Archived posting to the Leica Users Group, 2001/01/31

[Author Prev] [Author Next] [Thread Prev] [Thread Next] [Author Index] [Topic Index] [Home] [Search]

Subject: [Leica] @#&$*!!* Watermarks
From: "Anderson, Ferrel E" <>
Date: Wed, 31 Jan 2001 15:57:10 -0600

I think William Gower made some important points, especially about the
difference between softened, deionized and distilled water.  My preference is to
use distilled water as I suspect that deionized water is not perfectly free of
salts since it relies on an absorption/adsorption process that is not 100%
irreversible.  It's no doubt good enough for film washing applications, as some
have testified.  Softened water is no better than tap water.  As insurance, I
check the "distilled" water to make sure that it is distilled water,  The
easiest test is to taste it.  It should have a flat taste.  The  sure way is to
evaporate some on a clean glass surface, and then check for water marks.
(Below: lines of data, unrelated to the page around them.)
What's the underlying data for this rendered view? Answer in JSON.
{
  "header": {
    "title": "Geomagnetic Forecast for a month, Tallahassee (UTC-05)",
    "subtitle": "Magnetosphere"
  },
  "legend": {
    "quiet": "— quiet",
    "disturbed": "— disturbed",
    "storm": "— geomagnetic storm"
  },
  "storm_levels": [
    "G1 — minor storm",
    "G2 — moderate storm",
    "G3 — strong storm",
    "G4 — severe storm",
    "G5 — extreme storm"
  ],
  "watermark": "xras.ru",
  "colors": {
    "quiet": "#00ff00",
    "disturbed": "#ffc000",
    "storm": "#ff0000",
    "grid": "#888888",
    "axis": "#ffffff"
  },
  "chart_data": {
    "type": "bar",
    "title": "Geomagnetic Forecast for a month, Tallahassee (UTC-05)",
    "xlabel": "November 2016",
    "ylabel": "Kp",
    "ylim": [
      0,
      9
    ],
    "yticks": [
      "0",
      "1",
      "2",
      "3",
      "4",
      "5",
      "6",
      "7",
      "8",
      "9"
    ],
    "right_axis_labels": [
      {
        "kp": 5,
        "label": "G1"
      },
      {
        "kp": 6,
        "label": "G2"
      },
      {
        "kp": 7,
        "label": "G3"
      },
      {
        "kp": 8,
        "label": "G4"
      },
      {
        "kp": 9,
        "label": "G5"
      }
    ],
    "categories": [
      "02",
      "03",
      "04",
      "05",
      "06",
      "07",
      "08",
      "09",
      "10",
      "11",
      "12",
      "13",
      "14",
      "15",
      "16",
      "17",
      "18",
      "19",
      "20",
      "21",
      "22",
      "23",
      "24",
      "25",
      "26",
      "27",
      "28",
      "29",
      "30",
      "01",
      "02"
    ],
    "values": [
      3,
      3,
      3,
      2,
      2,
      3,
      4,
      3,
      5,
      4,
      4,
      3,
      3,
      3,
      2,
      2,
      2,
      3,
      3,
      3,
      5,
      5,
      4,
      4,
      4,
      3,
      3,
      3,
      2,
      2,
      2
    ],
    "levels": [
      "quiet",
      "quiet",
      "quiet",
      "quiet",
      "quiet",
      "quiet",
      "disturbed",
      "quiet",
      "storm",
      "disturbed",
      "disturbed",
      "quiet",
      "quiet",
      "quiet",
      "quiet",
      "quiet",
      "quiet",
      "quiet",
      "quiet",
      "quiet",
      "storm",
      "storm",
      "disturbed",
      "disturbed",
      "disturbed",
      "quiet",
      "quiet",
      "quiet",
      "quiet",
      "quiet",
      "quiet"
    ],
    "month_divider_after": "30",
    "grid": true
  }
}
My wash procedure is to rinse the film with tap water after the fixer is poured
out, and then treat it with Kodak Hypo eliminator.  I then remove the stainless
steel reels loaded with the film from my Nikkor tank and  wash them in a
cylindrical reel film washer in running tap water for 10 minutes (If you use the
tank with rinses, Kodak recommends at least ten iterations).  During the wash
time, I thoroughly clean the Nikkor tank and cover and cap with hot tap water,
and then with distilled water.  After the ten minute wash, I return the reels to
the tank, replace the cover, pour in distilled water, cap and agitate for ten
seconds.  I  then dump the distilled water down the drain.  This preliminary
distilled water wash removes the tap water from the surfaces of the film and SS
reels.  I then wash the film according to my normal agitation process (1.5
minutes with agitation for 5 seconds on the half minute) with two iterations of
distilled water.  These last two rinses remove the tap water and its dissolved
salts from the emulsion.  If the tap water is not removed, the salts will
deposit on the surface of the emulsion as the water evaporates in the drying

I then tap the reels still loaded with the film on the counter top to remove
most of the droplets of water from the reels and film.  I then hang the film
with weighted film clamps in an unused room over night.  I don't use Photoflo
with 35mm film, and I don't squeegee the film in any way.  With medium format
roll film I use Photoflo in distilled water because the water droplets that
would remain cause depressions/puckers  in the thinner film.  I just use a
couple of drops of Photoflo per 500ml of water, and agitate in the tank for only
ten seconds since I don't want the Photoflo to penetrate the emulsion.

Result?  Perfectly washed, clear, unscratched negatives with no water marks!!
The down side is that friends who have witnessed this process have recommended
that I see a shrink for my obviously anal retentive behavior!